2021 Fiscal Year Research-status Report
若年期の不安定就労の累積的影響――系列分析を用いたコーホート間比較
Project/Area Number |
19K02138
|
Research Institution | Daito Bunka University |
Principal Investigator |
香川 めい 大東文化大学, 社会学部, 准教授 (00514176)
|
Project Period (FY) |
2019-04-01 – 2023-03-31
|
Keywords | 系列分析 / 初期キャリア / 学歴過剰 / ライフコース |
Outline of Annual Research Achievements |
本研究課題の目的は、就職氷河期世代前後で若年期のキャリア形成にいかなる違いが生じたのかを明らかにすることにある。就職氷河期世代は、景気低迷期に職業生活を開始せざるを得なかった世代であるとともに、4年制大学への進学率の上昇を経験した世代でもある。
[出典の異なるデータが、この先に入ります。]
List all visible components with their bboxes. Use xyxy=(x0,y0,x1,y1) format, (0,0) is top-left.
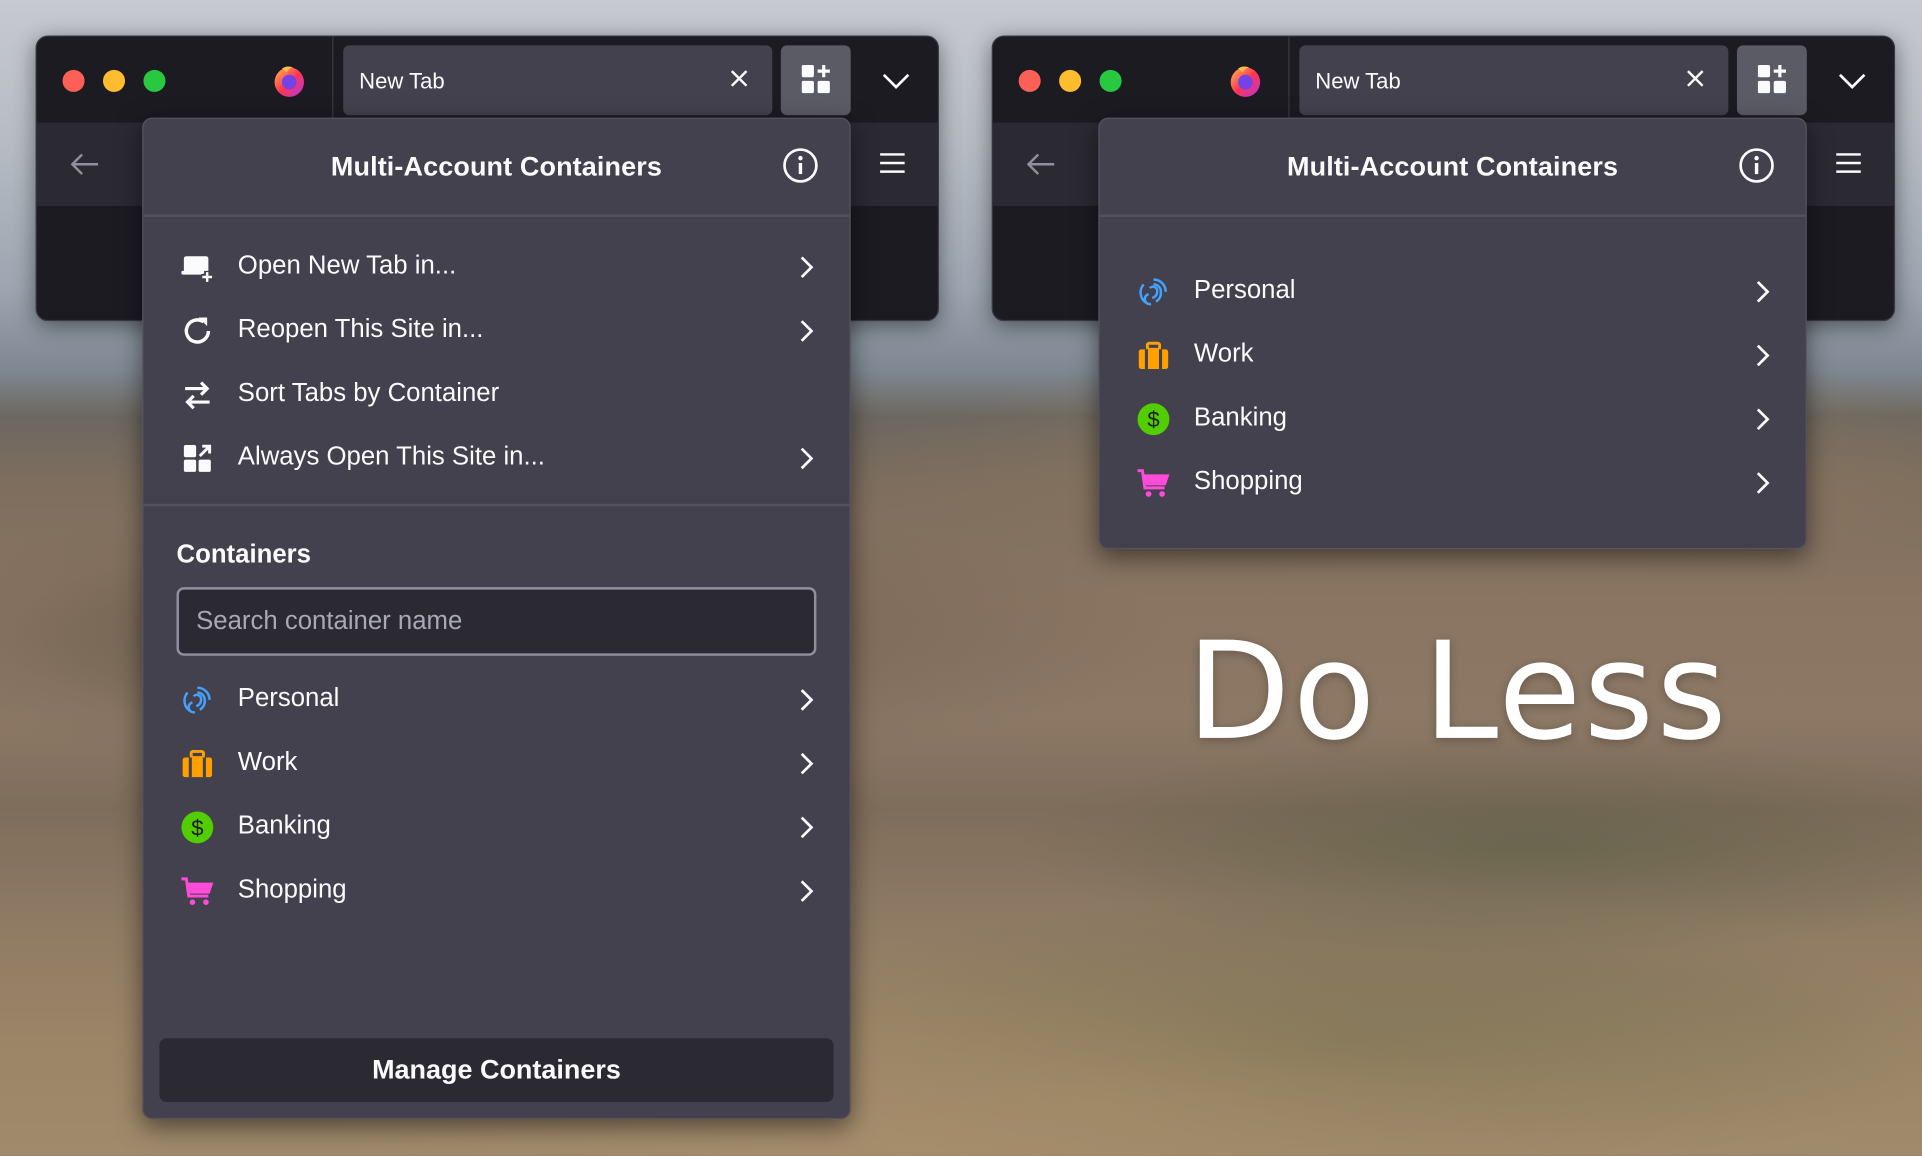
menu-item-label: Open New Tab in... xyxy=(237,251,457,280)
zoom-window-button[interactable] xyxy=(143,69,166,92)
chevron-right-icon xyxy=(800,752,814,775)
containers-panel-full: Multi-Account Containers Open New Tab in… xyxy=(142,117,851,1120)
search-container-input[interactable] xyxy=(176,587,817,656)
svg-text:$: $ xyxy=(1147,407,1159,432)
chevron-right-icon xyxy=(800,880,814,902)
container-item-personal[interactable]: Personal xyxy=(1100,259,1806,323)
tab-separator xyxy=(332,36,334,123)
panel-header: Multi-Account Containers xyxy=(143,119,850,217)
tab-title: New Tab xyxy=(1315,68,1401,94)
containers-panel-compact: Multi-Account Containers Personal Work $… xyxy=(1098,117,1807,550)
back-arrow-icon[interactable] xyxy=(1025,151,1057,178)
panel-header: Multi-Account Containers xyxy=(1099,119,1806,217)
svg-text:$: $ xyxy=(191,815,203,840)
chevron-right-icon xyxy=(1756,280,1770,303)
briefcase-icon xyxy=(1138,341,1169,369)
minimize-window-button[interactable] xyxy=(1059,69,1082,92)
chevron-right-icon xyxy=(800,689,814,711)
container-label: Shopping xyxy=(1193,467,1303,496)
container-label: Personal xyxy=(237,683,340,713)
open-new-tab-in-item[interactable]: Open New Tab in... xyxy=(143,234,849,298)
info-icon[interactable] xyxy=(781,146,820,185)
sort-tabs-by-container-item[interactable]: Sort Tabs by Container xyxy=(143,362,849,426)
menu-item-label: Reopen This Site in... xyxy=(237,315,484,344)
dollar-icon: $ xyxy=(181,811,214,844)
titlebar: New Tab xyxy=(36,36,938,123)
tab-title: New Tab xyxy=(359,68,445,94)
back-arrow-icon[interactable] xyxy=(69,151,101,178)
firefox-logo-icon xyxy=(1230,66,1261,97)
fingerprint-icon xyxy=(183,686,211,714)
chevron-right-icon xyxy=(800,256,814,278)
minimize-window-button[interactable] xyxy=(102,69,126,92)
panel-title: Multi-Account Containers xyxy=(1287,150,1619,182)
container-label: Work xyxy=(1193,339,1254,368)
zoom-window-button[interactable] xyxy=(1099,69,1122,92)
container-grid-icon xyxy=(801,64,830,94)
container-label: Work xyxy=(237,747,298,776)
tab-new-tab[interactable]: New Tab xyxy=(343,45,773,116)
menu-item-label: Sort Tabs by Container xyxy=(237,378,500,407)
container-item-banking[interactable]: $ Banking xyxy=(1100,386,1806,450)
containers-toolbar-button[interactable] xyxy=(780,45,851,116)
reload-icon xyxy=(184,317,211,344)
chevron-right-icon xyxy=(800,816,814,839)
close-icon[interactable] xyxy=(726,65,753,92)
chevron-right-icon xyxy=(1756,408,1770,430)
close-icon[interactable] xyxy=(1682,65,1709,92)
container-item-work[interactable]: Work xyxy=(143,731,849,795)
new-tab-icon xyxy=(181,256,214,284)
container-item-personal[interactable]: Personal xyxy=(143,667,849,731)
firefox-logo-icon xyxy=(274,66,304,97)
reopen-site-in-item[interactable]: Reopen This Site in... xyxy=(143,298,849,362)
container-grid-icon xyxy=(183,444,212,472)
panel-title: Multi-Account Containers xyxy=(330,150,662,182)
chevron-down-icon[interactable] xyxy=(879,66,913,95)
menu-item-label: Always Open This Site in... xyxy=(237,442,545,471)
container-item-work[interactable]: Work xyxy=(1100,322,1806,386)
chevron-right-icon xyxy=(1756,472,1770,494)
manage-containers-button[interactable]: Manage Containers xyxy=(159,1038,834,1102)
container-item-shopping[interactable]: Shopping xyxy=(1100,450,1806,514)
always-open-site-in-item[interactable]: Always Open This Site in... xyxy=(143,425,849,489)
wallpaper-text: Do Less xyxy=(1186,612,1730,770)
hamburger-menu-icon[interactable] xyxy=(1835,152,1862,174)
container-label: Personal xyxy=(1193,275,1296,304)
titlebar: New Tab xyxy=(992,36,1894,123)
cart-icon xyxy=(1137,469,1170,497)
containers-heading: Containers xyxy=(176,540,311,569)
containers-toolbar-button[interactable] xyxy=(1736,45,1807,116)
close-window-button[interactable] xyxy=(62,69,85,92)
container-item-banking[interactable]: $ Banking xyxy=(143,794,849,858)
chevron-down-icon[interactable] xyxy=(1835,66,1869,95)
info-icon[interactable] xyxy=(1737,146,1776,185)
hamburger-menu-icon[interactable] xyxy=(879,152,906,174)
container-item-shopping[interactable]: Shopping xyxy=(143,858,849,922)
dollar-icon: $ xyxy=(1137,403,1170,436)
tab-separator xyxy=(1288,36,1290,123)
chevron-right-icon xyxy=(800,447,814,470)
container-grid-icon xyxy=(1757,64,1786,94)
close-window-button[interactable] xyxy=(1018,69,1041,92)
cart-icon xyxy=(181,877,214,906)
chevron-right-icon xyxy=(800,320,814,342)
container-label: Banking xyxy=(237,811,331,840)
sort-icon xyxy=(185,381,210,410)
tab-new-tab[interactable]: New Tab xyxy=(1299,45,1729,116)
briefcase-icon xyxy=(182,749,213,778)
container-label: Shopping xyxy=(237,875,347,904)
section-divider xyxy=(143,503,850,507)
container-label: Banking xyxy=(1193,403,1287,432)
chevron-right-icon xyxy=(1756,344,1770,367)
fingerprint-icon xyxy=(1139,278,1167,306)
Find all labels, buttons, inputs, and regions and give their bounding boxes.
この特異な世代がいかなるキャリア形成に直面したのかをみるため、(1)初期キャリアの類型化、(2)初期キャリア類型と30代前半の状況の関連の検討、(3) (2)で検討した関連(初期キャリア類型と30代前半の状況)のコーホート内比較とコーホート間比較の3つの課題を検討する。 2021年度は、初期キャリアの形成状況の学歴間、コーホート間比較を行った。具体的には、系列分析の分野で発展してきている系列の特徴を示す種々の指標を算出し、性別ごとに学歴とコーホートの差異の比較を行った。 分析の結果、男性では、大学以上の高学歴者を含めて1990年代以降に初期キャリアは不安定化が観察されたが、不安定化したとしても高学歴者の優位性は維持された。女性では、もとより結婚や出産に伴う就業中断が生じやすかったため、学歴を問わず不安定度が高い状態が続いてきたそのため、高学歴者の有意性は確認できなかった。女性でも男性と同じく1990年代以降のコーホートで不安定化が生じていたが、高学歴女性の方が優位になるといった傾向はなかった。
|
Current Status of Research Progress |
Current Status of Research Progress
4: Progress in research has been delayed.
Reason
2020年度に生じた遅れを取り戻すことができなかった。予定では、国外学会等での報告も予定していたが、COVID-19の流行拡大が続いたため、予定されていた学会大会も開催されなかった。しかし、2021年度の成果は論文としてまとめることはできた。
|
Strategy for Future Research Activity |
2022年度は、これまでの遅れと取り戻し、さらなる先行研究の渉猟をすすめ、本研究の位置づけをふまえた上で、研究成果をまとめることに注力する。海外での学会が再開されつつあるので、これまでの研究成果をまとめた学会発表を行い、コメントや議論をふまえて論文としてまとめることを目指す。
|
Causes of Carryover |
昨年度にに引き続いてCOVID-19流行の影響を受けた。海外渡航がままならならずまた参加を予定していた国際学会がオンライン開催などに変更され、計上していた旅費等が不要になった。国内学会も開催されたものはオンライン開催に変更されたため、旅費が不要となり、参加費も予定よりは安価になった。今年度は再開されつつある海外開催の学会参加費として用いる。世界情勢の変化により、航空機や宿泊にかかる費用が当初の予定よりも高額になることが見込まれる。また、引き続いて分析を行うための物品費や研究論文、書籍等の購入費としても用いる。